Post-Modifier Links: In Hindi, post modifiers come either in the form of relative clause or as ki-clause. Due to lack of space, we discuss only ki-clause in this work.
- TH and C: 'TH' H-link connects the head noun with ki. Further, ki is linked with the subject of the subordinate clause through 'C' link. As an example of these links, consider the linkage of the sentence given in Figure 6.

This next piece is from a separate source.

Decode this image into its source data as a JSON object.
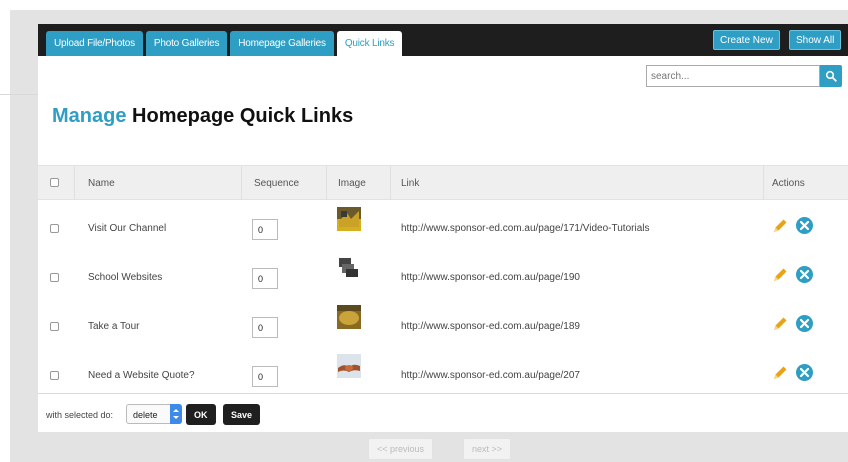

Figure 6: Example of ki-clause
It may be noted that like in ELG, 'TH' and 'C' links can be used in various constructions in Hindi Link Grammar also. Since the focus of this work is on Noun Phrase links, we omit the discussion of other usages of these links from this work.
4. CONCLUDING REMARKS
In this work, we studied the Hindi Noun Phrase morphology to develop links that may provide syntactic relationship between the words in a Noun Phrase. We have followed an Example Based approach where links given in ELG have been considered and suitably modified to capture the characteristics of Hindi morphology. Due to lack of space, many other variations (e.g. relative clause) could not be discussed here. We are currently working on developing algorithms for parsing Hindi sentences using the proposed Hindi Link Grammar.
REFERENCES
Goyal S. and Chatterjee N.: 2005, Towards Developing a Link Grammar Based Parser for Hindi, a paper submitted to Workshop on Morphology, IIT Bombay. To appear in LANGUAGE IN INDIA http://www.languageinindia.com.
Sastri S. and Apte B.: 1968, Hindi Grammar, Dakshina Bharat Hindi Prachar Sabha, Madras, India.
Singh, S.: 2003, English-Hindi Translation Grammar, Prabhat Publication, New Delhi.
Sleator D. and Temperley D.: 1991, Parsing English with a Link Grammar, Computer Science technical report CMU-CS-91-196, Carnegie Mellon University.